A different planetary express

While ESA officials have billed the 2,799-pound (1,270-kilogram) Venus Express as a near-twin of its Mars-watching counterpart, the spacecraft is much more than a mere clone.

Because the Venusian environment differs substantially from that of Mars due to its location closer to the Sun, engineers modified the heat insulation covering Venus Express' 5-foot by 6-foot by 4.5 foot (1.5-meter by 1.8-meter by 1.4-meter) exterior to survive higher temperatures and radiation levels.

Temperatures around Venus are four times higher than those experienced by Mars Express, prompting engineers to rearrange their orbiter's 23 layers of insulation and swath them in gold - as to the black used on the Mars probe - to reflect sunlight, and enlarged the spacecraft's radiators to handle the additional heat, ESA officials said.

Spacecraft designers were also able to shed some weight by decreasing the size of Venus Express' two wing-like solar panels.

Because the spacecraft will be flying much closer to the Sun than Mars Express sunlight appears twice as powerful, allowing the probe to rely on about 64 square feet (six square meters) of solar cells, which are also more heat-tolerant than those used aboard the Mars orbiter, ESA officials said.

But that weight savings was offset by the need for added propellant due to additional gravitational forces Venus Express will have to fend off to maintain an orbit around its target planet.

Venus' gravitational pull is almost as strong as Earth's and about eight times that of Mars, ESA officials said. That added gravity, plus the added pull of the Sun, required engineers to pack about 20 percent more fuel aboard Venus Express, they added.

When fully fueled, Venus Express is designed to carry 1,256 pounds (570 kilograms) of fuel - almost half the probe's total mass - into space.

A two-day mission (on Venus, that is)

While Venus Express is expected to spend about 15 months studying its cloud-covered target, the mission will span only two of the world's exceedingly long days.

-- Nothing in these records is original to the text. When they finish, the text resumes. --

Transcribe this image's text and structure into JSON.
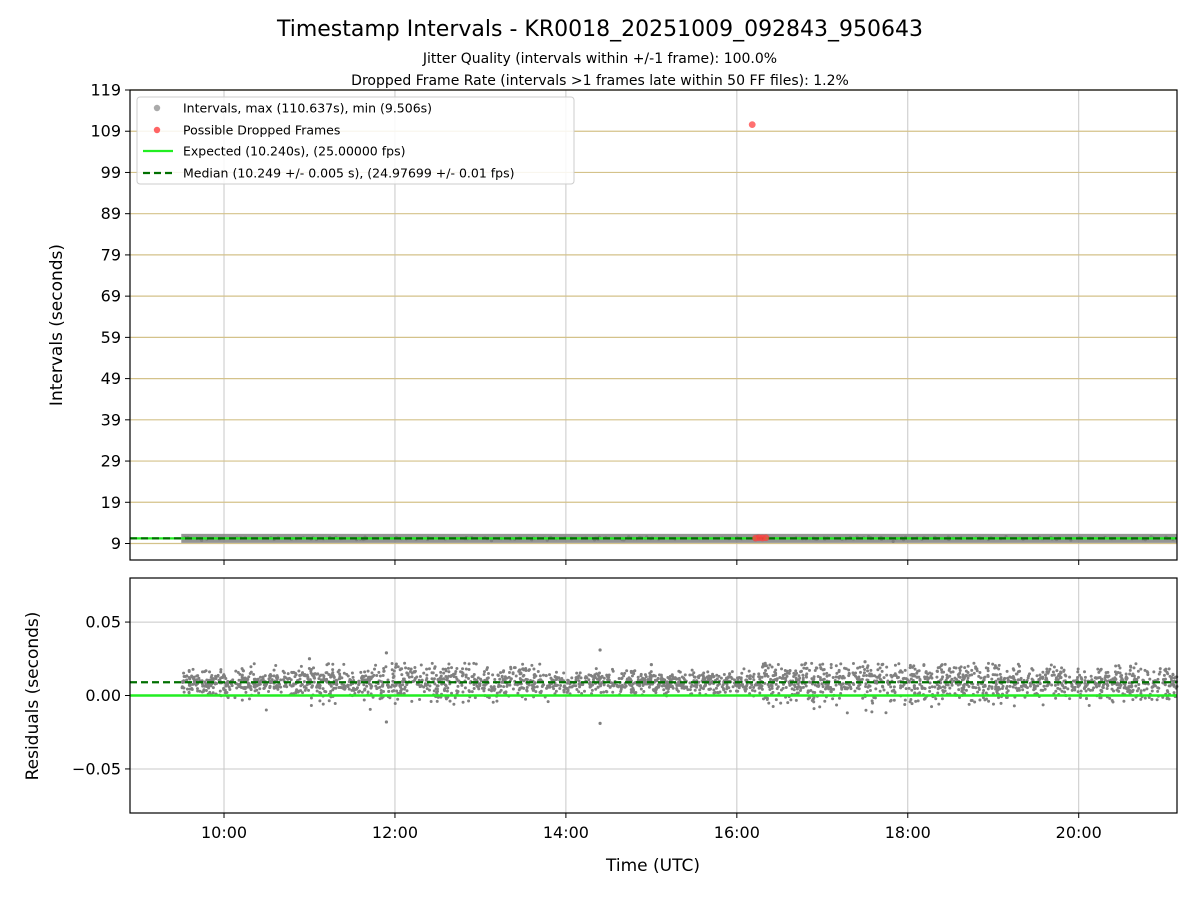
{
  "chart_data": {
    "type": "scatter",
    "title": "Timestamp Intervals - KR0018_20251009_092843_950643",
    "subtitle_lines": [
      "Jitter Quality (intervals within +/-1 frame): 100.0%",
      "Dropped Frame Rate (intervals >1 frames late within 50 FF files): 1.2%"
    ],
    "xlabel": "Time (UTC)",
    "x_range_hours": [
      8.9,
      21.15
    ],
    "x_ticks": [
      {
        "value": 10,
        "label": "10:00"
      },
      {
        "value": 12,
        "label": "12:00"
      },
      {
        "value": 14,
        "label": "14:00"
      },
      {
        "value": 16,
        "label": "16:00"
      },
      {
        "value": 18,
        "label": "18:00"
      },
      {
        "value": 20,
        "label": "20:00"
      }
    ],
    "data_start_hour": 9.5,
    "data_end_hour": 21.15,
    "top_panel": {
      "ylabel": "Intervals (seconds)",
      "ylim": [
        5,
        119
      ],
      "yticks": [
        9,
        19,
        29,
        39,
        49,
        59,
        69,
        79,
        89,
        99,
        109,
        119
      ],
      "expected_interval": 10.24,
      "median_interval": 10.249,
      "max_interval": 110.637,
      "min_interval": 9.506,
      "dropped_frames": [
        {
          "t": 16.18,
          "v": 110.6
        },
        {
          "t": 16.22,
          "v": 10.3
        },
        {
          "t": 16.26,
          "v": 10.4
        },
        {
          "t": 16.3,
          "v": 10.35
        },
        {
          "t": 16.34,
          "v": 10.4
        }
      ],
      "legend": [
        {
          "kind": "point",
          "color": "#aaaaaa",
          "label": "Intervals, max (110.637s), min (9.506s)"
        },
        {
          "kind": "point",
          "color": "#ff6464",
          "label": "Possible Dropped Frames"
        },
        {
          "kind": "line",
          "color": "#22ee22",
          "label": "Expected (10.240s), (25.00000 fps)"
        },
        {
          "kind": "dash",
          "color": "#007000",
          "label": "Median (10.249 +/- 0.005 s), (24.97699 +/- 0.01 fps)"
        }
      ]
    },
    "bottom_panel": {
      "ylabel": "Residuals (seconds)",
      "ylim": [
        -0.08,
        0.08
      ],
      "yticks": [
        {
          "value": 0.05,
          "label": "0.05"
        },
        {
          "value": 0.0,
          "label": "0.00"
        },
        {
          "value": -0.05,
          "label": "−0.05"
        }
      ],
      "expected_residual": 0.0,
      "median_residual": 0.009,
      "noise_segments": [
        {
          "from": 9.5,
          "to": 11.0,
          "sd": 0.0045
        },
        {
          "from": 11.0,
          "to": 13.8,
          "sd": 0.0062
        },
        {
          "from": 13.8,
          "to": 16.3,
          "sd": 0.0038
        },
        {
          "from": 16.3,
          "to": 19.5,
          "sd": 0.0072
        },
        {
          "from": 19.5,
          "to": 21.15,
          "sd": 0.0058
        }
      ],
      "outliers": [
        {
          "t": 11.0,
          "v": 0.025
        },
        {
          "t": 11.9,
          "v": 0.029
        },
        {
          "t": 11.9,
          "v": -0.018
        },
        {
          "t": 14.4,
          "v": 0.031
        },
        {
          "t": 14.4,
          "v": -0.019
        },
        {
          "t": 15.0,
          "v": 0.021
        },
        {
          "t": 17.5,
          "v": 0.023
        },
        {
          "t": 17.7,
          "v": 0.021
        }
      ]
    },
    "colors": {
      "hgrid_top": "#d4c28a",
      "grid": "#c8c8c8",
      "points": "#808080",
      "interval_band": "#8a8a8a",
      "dropped": "#ff4040",
      "expected": "#22ee22",
      "median": "#007000"
    }
  }
}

"We use the Venus sidereal day, [about] 243 Earth days, as a convenient measure of mission duration," McCoy said, adding that Venus Express is prepared a mission extension should it be needed. "The satellite carries sufficient reserves for an extension of another two Venus days if the health is adequate, but this will be decided later in the mission."

Before Venus Express' mission managers can even think about beginning science operations around Venus - let alone extending the spaceflight - they must first launch the orbiter into space. ESA officials are confident that engineers will be able to clean up the insulation contamination and again prepare the spacecraft for flight before its launch window closes on Nov. 24.

"The Soyuz rocket we are using has a very good record so I am very hopeful that it will work out well," Svedhem said before the current contamination hitch.

But the launch delay hasn't dampened the excitement for McCoy, who feels Venus Express will link him - robotically, at least - to another world.

"I find I'm drawn to look at the sky more than usual," McCoy said, adding that both Venus and Mars are clearly visible in the night sky at Baikonur Cosmodrome. "It is magical to stand on one planet and feel connected to two other planets in the skies overhead in such a manner."